Imagine that the input collection remains monolithic, and workflows one by one begin to select elements. So the sample will be reduced to the following actions:
- Lock installation
- Item selection
- Remove lock
Obviously, this will give a large overhead on setting / unlocking. Especially they will be noticeable in the case of fast processing of the item by the workflow. You can get rid of this by splitting the original collection into parts.
How to divide the input sequence of elements so as to parallelize the processing as much as possible, using the capabilities of the equipment most efficiently? In general, only the number of worker threads that will process a LINQ request is known exactly. We can not predict in advance the processing time of each item. In addition, the length of the collection is unknown (of course, the number of elements can be pre-calculated, but this action is also potentially long and resource-intensive). That is, it does not turn out “fair” to distribute the elements between the execution threads. The optimal solution would be not to divide the entire original sequence at once, but to output data in the form of portions of different sizes. Parallel Extensions does just that, and works like this:
- each workflow has its own elements for processing;
- the initial size of any queue is one, i.e. one item per stream is selected from the source collection;
- queue size grows: when you re-access the collection, it will be doubled. The queue length for each thread is calculated separately, and rises to a certain value, after which the growth stops;
Here's what it looks like. At time 0, each worker thread gets 1 item from the collection:

')
In the next moment, 1 workflows 1 and 2 will finish processing their items and select two items from the input collection.
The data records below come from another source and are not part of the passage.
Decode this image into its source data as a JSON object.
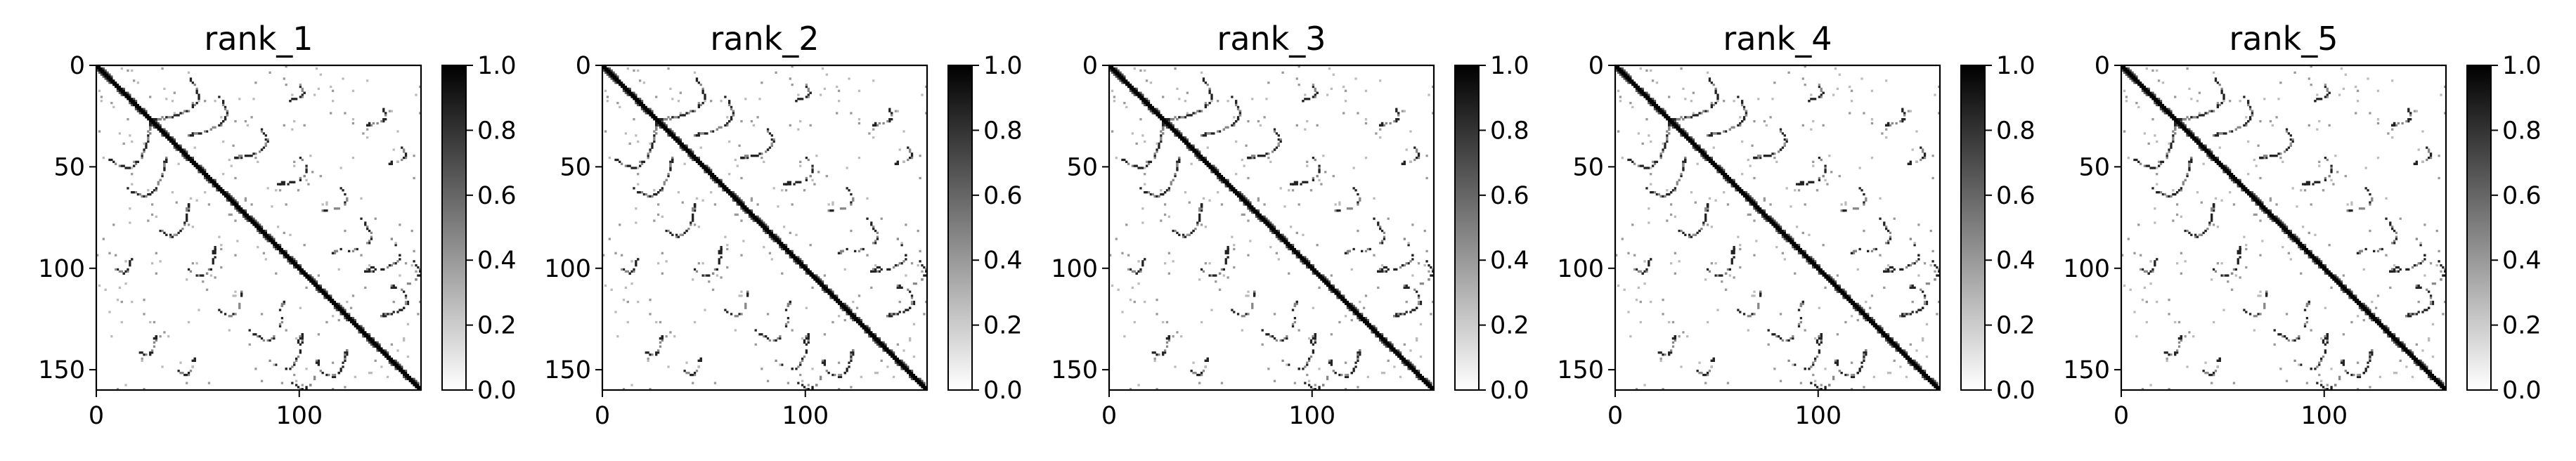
{
  "chart_data": [
    {
      "type": "heatmap",
      "title": "rank_1",
      "colormap": "Greys",
      "xlim": [
        0,
        160
      ],
      "ylim": [
        160,
        0
      ],
      "x_ticks": [
        "0",
        "100"
      ],
      "y_ticks": [
        "0",
        "50",
        "100",
        "150"
      ],
      "colorbar": {
        "range": [
          0.0,
          1.0
        ],
        "ticks": [
          "0.0",
          "0.2",
          "0.4",
          "0.6",
          "0.8",
          "1.0"
        ]
      }
    },
    {
      "type": "heatmap",
      "title": "rank_2",
      "colormap": "Greys",
      "xlim": [
        0,
        160
      ],
      "ylim": [
        160,
        0
      ],
      "x_ticks": [
        "0",
        "100"
      ],
      "y_ticks": [
        "0",
        "50",
        "100",
        "150"
      ],
      "colorbar": {
        "range": [
          0.0,
          1.0
        ],
        "ticks": [
          "0.0",
          "0.2",
          "0.4",
          "0.6",
          "0.8",
          "1.0"
        ]
      }
    },
    {
      "type": "heatmap",
      "title": "rank_3",
      "colormap": "Greys",
      "xlim": [
        0,
        160
      ],
      "ylim": [
        160,
        0
      ],
      "x_ticks": [
        "0",
        "100"
      ],
      "y_ticks": [
        "0",
        "50",
        "100",
        "150"
      ],
      "colorbar": {
        "range": [
          0.0,
          1.0
        ],
        "ticks": [
          "0.0",
          "0.2",
          "0.4",
          "0.6",
          "0.8",
          "1.0"
        ]
      }
    },
    {
      "type": "heatmap",
      "title": "rank_4",
      "colormap": "Greys",
      "xlim": [
        0,
        160
      ],
      "ylim": [
        160,
        0
      ],
      "x_ticks": [
        "0",
        "100"
      ],
      "y_ticks": [
        "0",
        "50",
        "100",
        "150"
      ],
      "colorbar": {
        "range": [
          0.0,
          1.0
        ],
        "ticks": [
          "0.0",
          "0.2",
          "0.4",
          "0.6",
          "0.8",
          "1.0"
        ]
      }
    },
    {
      "type": "heatmap",
      "title": "rank_5",
      "colormap": "Greys",
      "xlim": [
        0,
        160
      ],
      "ylim": [
        160,
        0
      ],
      "x_ticks": [
        "0",
        "100"
      ],
      "y_ticks": [
        "0",
        "50",
        "100",
        "150"
      ],
      "colorbar": {
        "range": [
          0.0,
          1.0
        ],
        "ticks": [
          "0.0",
          "0.2",
          "0.4",
          "0.6",
          "0.8",
          "1.0"
        ]
      }
    }
  ]
}
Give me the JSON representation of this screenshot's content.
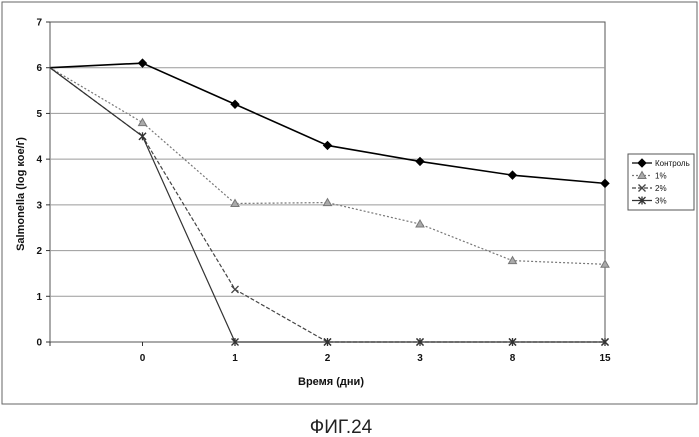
{
  "chart_data": {
    "type": "line",
    "title": "",
    "caption": "ФИГ.24",
    "xlabel": "Время (дни)",
    "ylabel": "Salmonella (log кое/г)",
    "categories": [
      "",
      "0",
      "1",
      "2",
      "3",
      "8",
      "15"
    ],
    "ylim": [
      0,
      7
    ],
    "yticks": [
      "0",
      "1",
      "2",
      "3",
      "4",
      "5",
      "6",
      "7"
    ],
    "grid": true,
    "legend_position": "right",
    "series": [
      {
        "name": "Контроль",
        "color": "#000000",
        "marker": "diamond",
        "dash": "solid",
        "values": [
          6.0,
          6.1,
          5.2,
          4.3,
          3.95,
          3.65,
          3.47
        ]
      },
      {
        "name": "1%",
        "color": "#777777",
        "marker": "triangle",
        "dash": "dotted",
        "values": [
          6.0,
          4.8,
          3.03,
          3.05,
          2.58,
          1.78,
          1.7
        ]
      },
      {
        "name": "2%",
        "color": "#444444",
        "marker": "x",
        "dash": "dashed",
        "values": [
          6.0,
          4.5,
          1.15,
          0,
          0,
          0,
          0
        ]
      },
      {
        "name": "3%",
        "color": "#333333",
        "marker": "star",
        "dash": "solid",
        "values": [
          6.0,
          4.5,
          0,
          0,
          0,
          0,
          0
        ]
      }
    ]
  }
}
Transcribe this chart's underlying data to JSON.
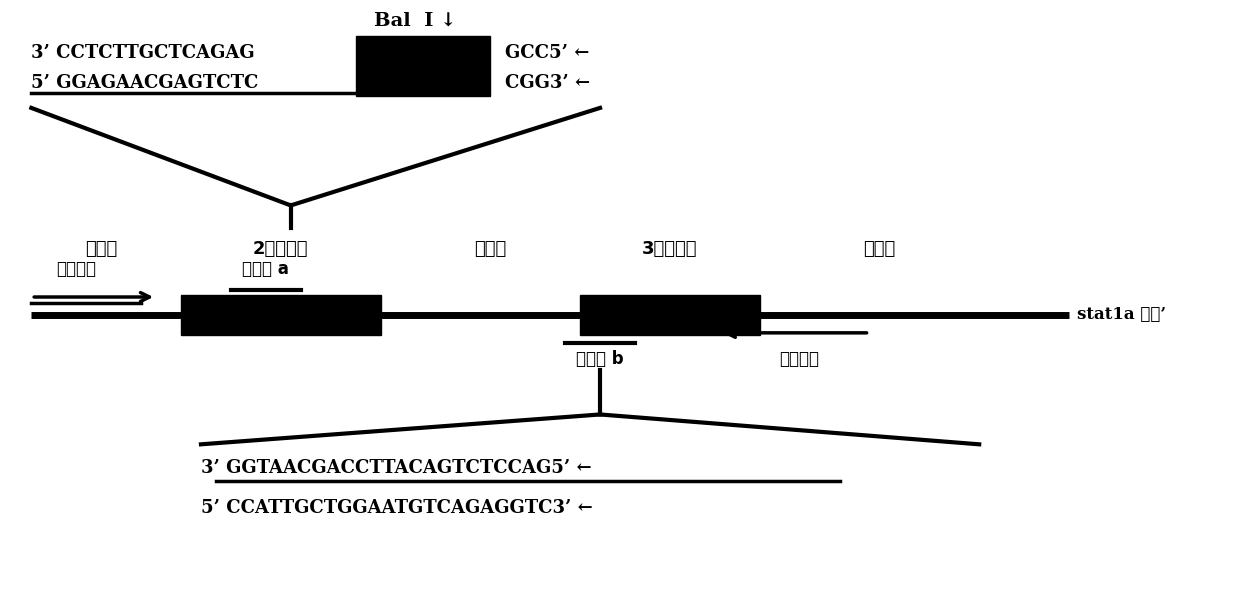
{
  "bg_color": "#ffffff",
  "fig_width": 12.4,
  "fig_height": 5.99,
  "bal_label": "Bal  I ↓",
  "top_seq1_left": "3’ CCTCTTGCTCAGAG",
  "top_seq1_right": "GCC5’ ←",
  "top_seq2_left": "5’ GGAGAACGAGTCTC",
  "top_seq2_right": "CGG3’ ←",
  "label_intron1": "内含子",
  "label_exon2": "2号外显子",
  "label_intron2": "内含子",
  "label_exon3": "3号外显子",
  "label_intron3": "内含子",
  "label_upstream": "上游引物",
  "label_target_a": "靶位点 a",
  "label_target_b": "靶位点 b",
  "label_downstream": "下游引物",
  "label_gene": "stat1a 基因’",
  "bot_seq1": "3’ GGTAACGACCTTACAGTCTCCAG5’ ←",
  "bot_seq2": "5’ CCATTGCTGGAATGTCAGAGGTC3’ ←"
}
However, thread 3 is still processing the first selected item:

It takes some more time, threads 1 and 2 finish processing the elements obtained in the previous step and now receive 4 elements each. Stream 3 also completes processing and requests 2 new ones:

Well, and so on. Here, the load balance is observed: if one workflow processes an element for too long, the remaining threads will take more and more from the collection, thus increasing the overall efficiency. The thread's queue grows until its size reaches 512 bytes. That is, the maximum number of elements, for example, of the Int32 type, is 128.
Of course, the considered method is not universal, and in some cases will not be the best. You can offer a number of additions to the solution used. For example, measure the average processing time of each element, and change the size of the part, taking into account this parameter. But the developers of Parallel Extensions decided to focus on the approach described above. It is well established in most scenarios, and therefore was implemented.
However, there is the possibility of
implementing its own principle of distribution of the elements of the original collection. There is a
set of examples of applications using Paralell Extensions, among which there is an implementation of a different way of splitting the input collection.